Late last year I spent a couple of days rolling up and down the freeway between my quiet, vanilla flavoured hilltop suburb, and The Wood, aka Woodridge, which is more of a Hilltop Hoods suburb. Indeed I was hanging out with a couple of rappers Mad Mike and Junior Finau, subjects of an SBS doco going to air on 26 Jan.
I don't do a lot of this kind of work these days, mostly because I can't escape the gravity well of Planet Parenthood. Even the few days I spent in the Wood were a challenge to fit in with everyone else's end of term schedule.
Still, I'm very glad to have had the opportunity. Columns and blogs they come and go, but this sort of work can resonate for a long time. It was a rare privlege to meet the artists too. Something else I don't do as much of these days.

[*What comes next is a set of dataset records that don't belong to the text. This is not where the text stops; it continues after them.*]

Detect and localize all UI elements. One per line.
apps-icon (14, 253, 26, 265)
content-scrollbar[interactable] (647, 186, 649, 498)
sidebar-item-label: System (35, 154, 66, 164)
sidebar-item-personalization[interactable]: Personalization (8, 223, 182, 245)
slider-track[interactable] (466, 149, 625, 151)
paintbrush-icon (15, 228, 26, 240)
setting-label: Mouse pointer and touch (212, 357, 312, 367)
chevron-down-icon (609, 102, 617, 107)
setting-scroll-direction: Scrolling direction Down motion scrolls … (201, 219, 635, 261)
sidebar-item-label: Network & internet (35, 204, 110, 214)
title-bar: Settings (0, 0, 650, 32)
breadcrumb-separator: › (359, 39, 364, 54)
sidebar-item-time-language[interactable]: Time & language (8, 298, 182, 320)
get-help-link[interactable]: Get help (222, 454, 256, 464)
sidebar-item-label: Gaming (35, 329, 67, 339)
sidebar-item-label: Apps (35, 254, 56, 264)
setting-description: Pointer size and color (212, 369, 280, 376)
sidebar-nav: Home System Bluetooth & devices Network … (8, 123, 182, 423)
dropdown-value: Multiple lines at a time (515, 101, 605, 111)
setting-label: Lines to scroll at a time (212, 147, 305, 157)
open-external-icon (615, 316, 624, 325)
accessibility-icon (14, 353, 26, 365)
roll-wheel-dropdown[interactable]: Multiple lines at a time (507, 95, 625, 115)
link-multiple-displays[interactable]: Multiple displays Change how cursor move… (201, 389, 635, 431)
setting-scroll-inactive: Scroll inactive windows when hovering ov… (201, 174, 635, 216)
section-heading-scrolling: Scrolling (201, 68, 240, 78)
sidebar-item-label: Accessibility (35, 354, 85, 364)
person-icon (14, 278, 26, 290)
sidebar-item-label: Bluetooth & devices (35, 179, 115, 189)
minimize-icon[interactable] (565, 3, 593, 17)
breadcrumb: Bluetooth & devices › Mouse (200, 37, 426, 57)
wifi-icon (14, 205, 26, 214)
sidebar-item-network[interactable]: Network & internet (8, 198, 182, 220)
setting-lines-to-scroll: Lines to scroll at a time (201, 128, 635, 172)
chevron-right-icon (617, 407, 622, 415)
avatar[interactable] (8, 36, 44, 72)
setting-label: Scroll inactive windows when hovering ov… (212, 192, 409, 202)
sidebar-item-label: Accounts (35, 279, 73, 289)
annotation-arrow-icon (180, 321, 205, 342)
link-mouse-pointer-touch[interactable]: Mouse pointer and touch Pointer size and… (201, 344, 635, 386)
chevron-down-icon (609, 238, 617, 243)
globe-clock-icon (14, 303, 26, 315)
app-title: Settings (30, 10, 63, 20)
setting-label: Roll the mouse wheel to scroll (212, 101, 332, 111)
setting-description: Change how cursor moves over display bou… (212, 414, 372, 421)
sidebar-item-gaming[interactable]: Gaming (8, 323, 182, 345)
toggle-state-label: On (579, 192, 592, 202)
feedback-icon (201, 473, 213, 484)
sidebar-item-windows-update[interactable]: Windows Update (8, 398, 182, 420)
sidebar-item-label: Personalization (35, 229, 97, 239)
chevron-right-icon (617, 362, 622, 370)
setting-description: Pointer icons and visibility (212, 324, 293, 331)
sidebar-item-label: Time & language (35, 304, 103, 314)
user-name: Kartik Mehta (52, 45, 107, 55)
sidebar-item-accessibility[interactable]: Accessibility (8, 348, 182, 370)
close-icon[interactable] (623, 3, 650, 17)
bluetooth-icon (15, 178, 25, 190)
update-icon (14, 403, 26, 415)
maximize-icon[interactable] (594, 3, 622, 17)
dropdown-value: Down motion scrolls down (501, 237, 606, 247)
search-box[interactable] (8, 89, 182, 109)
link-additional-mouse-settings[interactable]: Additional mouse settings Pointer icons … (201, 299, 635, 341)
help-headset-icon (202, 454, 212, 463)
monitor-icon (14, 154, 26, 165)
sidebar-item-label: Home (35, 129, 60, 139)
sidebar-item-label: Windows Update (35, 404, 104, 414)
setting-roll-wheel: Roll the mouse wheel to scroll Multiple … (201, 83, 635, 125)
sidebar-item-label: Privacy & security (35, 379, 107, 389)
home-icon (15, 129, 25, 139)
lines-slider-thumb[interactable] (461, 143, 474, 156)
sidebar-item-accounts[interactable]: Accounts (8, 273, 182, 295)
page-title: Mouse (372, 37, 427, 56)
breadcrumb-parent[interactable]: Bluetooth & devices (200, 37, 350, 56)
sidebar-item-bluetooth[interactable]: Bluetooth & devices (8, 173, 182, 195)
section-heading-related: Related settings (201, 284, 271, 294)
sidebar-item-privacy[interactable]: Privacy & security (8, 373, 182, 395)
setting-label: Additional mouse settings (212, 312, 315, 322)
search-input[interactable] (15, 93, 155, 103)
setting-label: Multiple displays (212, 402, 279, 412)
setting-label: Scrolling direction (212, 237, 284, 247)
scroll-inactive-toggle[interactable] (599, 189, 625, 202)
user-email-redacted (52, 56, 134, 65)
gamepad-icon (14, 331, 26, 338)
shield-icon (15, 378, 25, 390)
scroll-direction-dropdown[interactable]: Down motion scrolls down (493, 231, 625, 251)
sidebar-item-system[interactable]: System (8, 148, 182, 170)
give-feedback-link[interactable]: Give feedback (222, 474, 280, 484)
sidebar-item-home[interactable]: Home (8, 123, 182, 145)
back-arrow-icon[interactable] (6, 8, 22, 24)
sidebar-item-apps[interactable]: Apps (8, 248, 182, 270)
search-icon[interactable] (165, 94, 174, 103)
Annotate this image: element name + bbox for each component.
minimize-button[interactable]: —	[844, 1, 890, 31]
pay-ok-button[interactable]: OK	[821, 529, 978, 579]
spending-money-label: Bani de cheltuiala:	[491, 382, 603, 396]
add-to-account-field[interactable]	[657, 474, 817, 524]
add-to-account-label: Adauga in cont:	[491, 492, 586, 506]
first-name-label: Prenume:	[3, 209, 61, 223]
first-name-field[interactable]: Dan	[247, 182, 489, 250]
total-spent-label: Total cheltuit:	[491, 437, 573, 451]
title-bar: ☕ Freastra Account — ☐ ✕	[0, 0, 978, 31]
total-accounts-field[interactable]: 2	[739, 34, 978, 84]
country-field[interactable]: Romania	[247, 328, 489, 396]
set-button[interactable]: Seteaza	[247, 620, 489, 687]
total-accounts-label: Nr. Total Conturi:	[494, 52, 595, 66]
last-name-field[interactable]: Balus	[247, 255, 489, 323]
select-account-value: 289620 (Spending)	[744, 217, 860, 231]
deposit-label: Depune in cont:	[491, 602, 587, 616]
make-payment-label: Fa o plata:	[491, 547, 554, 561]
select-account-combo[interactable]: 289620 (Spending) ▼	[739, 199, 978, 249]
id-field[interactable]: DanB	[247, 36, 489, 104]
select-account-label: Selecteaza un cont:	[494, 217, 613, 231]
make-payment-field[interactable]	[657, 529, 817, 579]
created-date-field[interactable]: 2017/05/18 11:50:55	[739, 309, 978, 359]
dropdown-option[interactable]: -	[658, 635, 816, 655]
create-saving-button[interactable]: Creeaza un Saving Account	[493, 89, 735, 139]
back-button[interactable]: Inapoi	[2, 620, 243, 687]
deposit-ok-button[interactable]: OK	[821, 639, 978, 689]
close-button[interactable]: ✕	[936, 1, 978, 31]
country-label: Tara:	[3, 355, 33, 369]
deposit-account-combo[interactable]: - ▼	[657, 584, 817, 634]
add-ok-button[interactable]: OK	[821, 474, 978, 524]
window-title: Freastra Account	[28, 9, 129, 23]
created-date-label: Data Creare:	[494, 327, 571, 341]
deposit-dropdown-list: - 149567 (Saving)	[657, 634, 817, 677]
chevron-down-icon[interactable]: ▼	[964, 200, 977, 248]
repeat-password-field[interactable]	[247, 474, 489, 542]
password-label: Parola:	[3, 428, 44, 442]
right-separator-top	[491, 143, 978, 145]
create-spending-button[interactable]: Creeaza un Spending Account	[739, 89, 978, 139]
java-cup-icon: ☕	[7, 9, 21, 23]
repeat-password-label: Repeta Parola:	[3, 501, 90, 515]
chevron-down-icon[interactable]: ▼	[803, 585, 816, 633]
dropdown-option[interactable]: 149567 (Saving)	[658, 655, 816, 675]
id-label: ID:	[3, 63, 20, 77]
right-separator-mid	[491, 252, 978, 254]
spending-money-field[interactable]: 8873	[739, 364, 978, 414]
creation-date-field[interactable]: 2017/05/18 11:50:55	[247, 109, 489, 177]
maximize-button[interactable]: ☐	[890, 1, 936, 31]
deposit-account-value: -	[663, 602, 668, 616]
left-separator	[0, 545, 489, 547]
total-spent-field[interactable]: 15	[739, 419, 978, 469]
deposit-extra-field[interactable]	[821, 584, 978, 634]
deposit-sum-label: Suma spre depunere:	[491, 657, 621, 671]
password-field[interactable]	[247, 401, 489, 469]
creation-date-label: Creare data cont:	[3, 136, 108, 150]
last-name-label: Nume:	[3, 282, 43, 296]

Junior’s parents were forever reminding him of the sacrifices they had made to get the family to Australia, of the opportunities and future that awaited him now he was here. He repaid them early, with a 10-day suspension from school for fighting in the car park. He explains that he was protecting his cousin and his rep. Yes. He understands it was dumb.
During the interview to talk his way back into school, he told the deputy principal he was going to be school captain. Everyone laughed at him, but he turned that back on them in his final year, when he was duly elected to the position.
He heard the same laughter a few years later in court, during those wild years, when he was explaining to judge why he should go free after he’d been pursued through the city by helicopters and police dogs.
He’d gone to Southbank looking for a fight. Some homies had told him some other homies, who’d done this thing, that disrespected the other thing, they were in the city, in the tourist and entertainment precinct. Payback time. Junior was up for that, but the cops had his number. And they had helicopters and dogs. Junior’s backup was missing in action. He laughs it off, now that he can.
“People be like, ‘yeah, you a legend, bro, I got your back, I got your back for life, bro’. And I’m looking around thinking, ‘well, where the fuck are you now?’.